Nous demandons au Conseil d’Etat de présenter au Grand Conseil un décret relatif à l’ouverture d’un crédit d’engagement en faveur de l’économie laitière fribourgeoise:

Décret du … relatif à l’ouverture d’un crédit d’engagement en faveur de l’économie laitière fribourgeoise.

Le Grand Conseil du canton de Fribourg

vu la loi du 25 novembre 1994 sur les finances de l’Etat,

vu la loi du 21 novembre 1997 sur la promotion des produits agricoles;

Décrète :

Art. 1. Un crédit d’engagement de 2'500'000 francs sous forme de prêt sans intérêt remboursable sur une période de 15 ans et de 3'000'000 de francs sous forme d’une contribution à fonds perdus est ouvert auprès de la Trésorerie d’Etat en faveur de l’économie laitière fribourgeoise.

Art. 2. Les crédits de paiements seront inscrits au budget de l’Etat.

Art. 3. Le crédit d’engagement prévu à l’article premier est accordé aux conditions suivantes:

a) participation financière de l’ensemble des cantons partenaires (BE, VD, NE) conformément à la clé de financement intercantonale arrêtée par les Départements de l’agriculture respectifs.

b) participation financière de la fédération PROLAIT à la plate-forme, soit 17'000'000 de francs, équivalant au total des participations cantonales;

c) PROLAIT – Plate forme laitière de la Suisse occidentale devra « négocier annuellement sur la base de contrats les quantités et le prix du lait avec l’acheteur et veiller au maintien d’un outil de transformation performant au travers de CREMO SA sise à Villars-sur-Glâne» .

Art. 4. 1. Le Conseil d’Etat est chargé de l’exécution du présent décret.
2 Ce décret, qui n’est pas de portée générale, n’est pas soumis au référendum financier.

Argumentaire

Crise sans précédent indépendante de la volonté des producteurs

Le secteur laitier traverse actuellement une crise sans précédent.

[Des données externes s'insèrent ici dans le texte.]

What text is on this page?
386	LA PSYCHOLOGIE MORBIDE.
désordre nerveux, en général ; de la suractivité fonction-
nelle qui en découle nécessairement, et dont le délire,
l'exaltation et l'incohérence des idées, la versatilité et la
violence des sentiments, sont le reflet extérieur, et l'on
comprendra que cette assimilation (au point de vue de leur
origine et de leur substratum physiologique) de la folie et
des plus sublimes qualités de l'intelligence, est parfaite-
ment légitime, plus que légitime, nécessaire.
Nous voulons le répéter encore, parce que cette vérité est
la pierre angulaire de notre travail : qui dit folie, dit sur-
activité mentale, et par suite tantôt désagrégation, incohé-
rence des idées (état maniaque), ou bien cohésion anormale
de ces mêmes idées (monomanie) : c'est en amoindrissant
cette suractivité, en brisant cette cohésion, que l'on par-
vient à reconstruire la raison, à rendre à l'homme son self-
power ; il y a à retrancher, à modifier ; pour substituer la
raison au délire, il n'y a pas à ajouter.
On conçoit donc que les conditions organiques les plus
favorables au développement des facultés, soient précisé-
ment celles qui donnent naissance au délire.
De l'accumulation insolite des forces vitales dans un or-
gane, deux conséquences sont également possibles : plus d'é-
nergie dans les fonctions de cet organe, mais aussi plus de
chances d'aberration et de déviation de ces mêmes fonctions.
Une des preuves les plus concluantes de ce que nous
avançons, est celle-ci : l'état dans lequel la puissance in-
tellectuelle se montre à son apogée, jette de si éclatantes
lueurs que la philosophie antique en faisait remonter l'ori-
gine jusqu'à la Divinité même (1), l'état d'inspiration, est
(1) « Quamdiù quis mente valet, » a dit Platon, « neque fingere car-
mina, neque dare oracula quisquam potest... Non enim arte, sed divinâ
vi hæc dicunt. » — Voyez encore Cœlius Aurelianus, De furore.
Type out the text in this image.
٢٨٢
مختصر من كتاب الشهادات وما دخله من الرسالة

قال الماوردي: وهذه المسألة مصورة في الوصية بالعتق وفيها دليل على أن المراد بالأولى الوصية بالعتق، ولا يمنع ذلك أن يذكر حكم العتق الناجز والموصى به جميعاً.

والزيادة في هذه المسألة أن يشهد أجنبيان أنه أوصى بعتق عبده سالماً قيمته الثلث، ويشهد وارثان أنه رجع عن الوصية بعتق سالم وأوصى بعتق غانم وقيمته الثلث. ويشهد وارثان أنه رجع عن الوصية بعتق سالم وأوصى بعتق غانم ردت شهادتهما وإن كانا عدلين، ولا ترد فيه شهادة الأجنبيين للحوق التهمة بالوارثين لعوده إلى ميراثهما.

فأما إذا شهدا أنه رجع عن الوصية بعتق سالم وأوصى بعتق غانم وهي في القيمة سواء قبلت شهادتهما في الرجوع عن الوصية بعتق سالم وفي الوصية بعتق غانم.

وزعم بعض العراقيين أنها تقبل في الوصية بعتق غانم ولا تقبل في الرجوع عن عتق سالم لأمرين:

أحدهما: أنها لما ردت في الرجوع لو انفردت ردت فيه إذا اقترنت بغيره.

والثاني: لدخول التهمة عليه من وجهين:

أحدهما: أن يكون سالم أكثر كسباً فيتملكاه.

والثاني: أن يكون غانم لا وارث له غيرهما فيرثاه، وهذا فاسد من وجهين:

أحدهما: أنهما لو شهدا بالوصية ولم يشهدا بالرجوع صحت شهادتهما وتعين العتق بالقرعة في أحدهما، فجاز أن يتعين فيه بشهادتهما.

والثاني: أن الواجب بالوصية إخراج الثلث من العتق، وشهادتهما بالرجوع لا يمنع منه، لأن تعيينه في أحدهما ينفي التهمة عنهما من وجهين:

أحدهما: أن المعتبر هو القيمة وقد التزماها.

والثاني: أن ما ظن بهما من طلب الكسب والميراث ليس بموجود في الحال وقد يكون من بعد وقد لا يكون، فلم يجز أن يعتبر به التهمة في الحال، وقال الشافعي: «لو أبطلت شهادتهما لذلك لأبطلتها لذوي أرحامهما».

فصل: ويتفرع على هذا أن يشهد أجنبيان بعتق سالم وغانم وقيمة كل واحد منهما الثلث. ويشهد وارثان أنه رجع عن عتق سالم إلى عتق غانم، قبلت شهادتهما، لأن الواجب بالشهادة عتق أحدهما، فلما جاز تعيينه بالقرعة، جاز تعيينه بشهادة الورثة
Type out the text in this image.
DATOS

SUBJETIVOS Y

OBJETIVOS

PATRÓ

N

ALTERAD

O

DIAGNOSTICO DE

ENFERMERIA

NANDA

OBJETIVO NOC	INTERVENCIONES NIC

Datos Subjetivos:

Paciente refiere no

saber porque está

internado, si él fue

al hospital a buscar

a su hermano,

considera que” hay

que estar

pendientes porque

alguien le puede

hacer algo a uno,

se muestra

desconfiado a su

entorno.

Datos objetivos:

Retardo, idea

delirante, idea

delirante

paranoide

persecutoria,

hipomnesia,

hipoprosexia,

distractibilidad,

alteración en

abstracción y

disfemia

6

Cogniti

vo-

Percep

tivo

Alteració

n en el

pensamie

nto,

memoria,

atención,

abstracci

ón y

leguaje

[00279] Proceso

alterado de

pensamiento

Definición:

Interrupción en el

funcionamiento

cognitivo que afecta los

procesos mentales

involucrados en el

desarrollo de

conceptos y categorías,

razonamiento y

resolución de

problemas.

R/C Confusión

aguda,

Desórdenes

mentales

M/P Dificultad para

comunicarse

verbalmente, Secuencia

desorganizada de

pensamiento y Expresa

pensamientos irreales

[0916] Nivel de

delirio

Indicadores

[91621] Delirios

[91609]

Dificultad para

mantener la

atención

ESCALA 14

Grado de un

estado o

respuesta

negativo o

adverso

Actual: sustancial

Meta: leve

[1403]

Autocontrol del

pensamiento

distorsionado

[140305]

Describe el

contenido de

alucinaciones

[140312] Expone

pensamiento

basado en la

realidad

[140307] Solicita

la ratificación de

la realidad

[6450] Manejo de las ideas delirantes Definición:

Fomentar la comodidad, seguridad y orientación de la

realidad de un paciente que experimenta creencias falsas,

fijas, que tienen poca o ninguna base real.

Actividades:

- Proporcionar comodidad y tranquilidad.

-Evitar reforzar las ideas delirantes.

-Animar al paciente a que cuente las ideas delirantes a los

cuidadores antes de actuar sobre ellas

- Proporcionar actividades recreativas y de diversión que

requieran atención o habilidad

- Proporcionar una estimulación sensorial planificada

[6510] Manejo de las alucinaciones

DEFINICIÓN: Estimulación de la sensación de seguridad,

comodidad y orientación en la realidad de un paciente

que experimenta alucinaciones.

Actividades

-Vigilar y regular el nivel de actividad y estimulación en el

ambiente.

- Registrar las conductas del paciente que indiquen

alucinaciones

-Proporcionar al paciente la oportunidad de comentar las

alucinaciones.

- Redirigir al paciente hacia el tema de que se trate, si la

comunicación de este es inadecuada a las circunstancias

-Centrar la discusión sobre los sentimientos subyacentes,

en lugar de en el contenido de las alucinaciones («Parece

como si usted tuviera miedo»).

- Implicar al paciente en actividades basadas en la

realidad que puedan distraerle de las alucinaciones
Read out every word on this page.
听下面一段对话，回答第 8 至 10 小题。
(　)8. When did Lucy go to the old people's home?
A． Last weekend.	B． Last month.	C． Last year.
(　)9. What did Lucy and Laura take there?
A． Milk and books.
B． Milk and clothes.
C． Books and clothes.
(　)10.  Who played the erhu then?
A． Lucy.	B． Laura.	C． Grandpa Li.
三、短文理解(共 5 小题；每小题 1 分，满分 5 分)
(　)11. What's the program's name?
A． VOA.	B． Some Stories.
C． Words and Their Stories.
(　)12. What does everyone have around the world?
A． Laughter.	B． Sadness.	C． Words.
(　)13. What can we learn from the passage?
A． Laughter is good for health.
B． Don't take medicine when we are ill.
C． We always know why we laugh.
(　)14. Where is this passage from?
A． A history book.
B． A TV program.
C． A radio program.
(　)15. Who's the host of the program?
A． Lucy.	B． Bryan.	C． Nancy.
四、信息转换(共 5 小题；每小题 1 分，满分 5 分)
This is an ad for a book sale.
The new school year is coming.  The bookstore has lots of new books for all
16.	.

La situation précaire actuelle résulte notamment :

  • du sursis concordataire provisoire de Swiss Dairy Food SA, numéro un de la transformation de lait dans notre pays avec 600'000 tonnes de lait pris en charge chaque année, décrété le 23 septembre dernier compte tenu du surendettement intervenu suite à la fusion des groupes de Toni et Säntis en 1999.
  • des méventes enregistrées à l’exportation notamment au niveau des fromages, gruyère y compris, qui ont eu pour conséquence des restrictions de production avec pour corollaire l’amoncellement de stocks de beurre et de poudre de lait. Des méventes découlant du positionnement de notre franc par rapport à l’Euro, des marchés saturés dans l'UE et dues en particulier à la reprise de la consommation de la viande suite à la crise de la vache folle avec pour conséquence une régression de la consommation des fromages.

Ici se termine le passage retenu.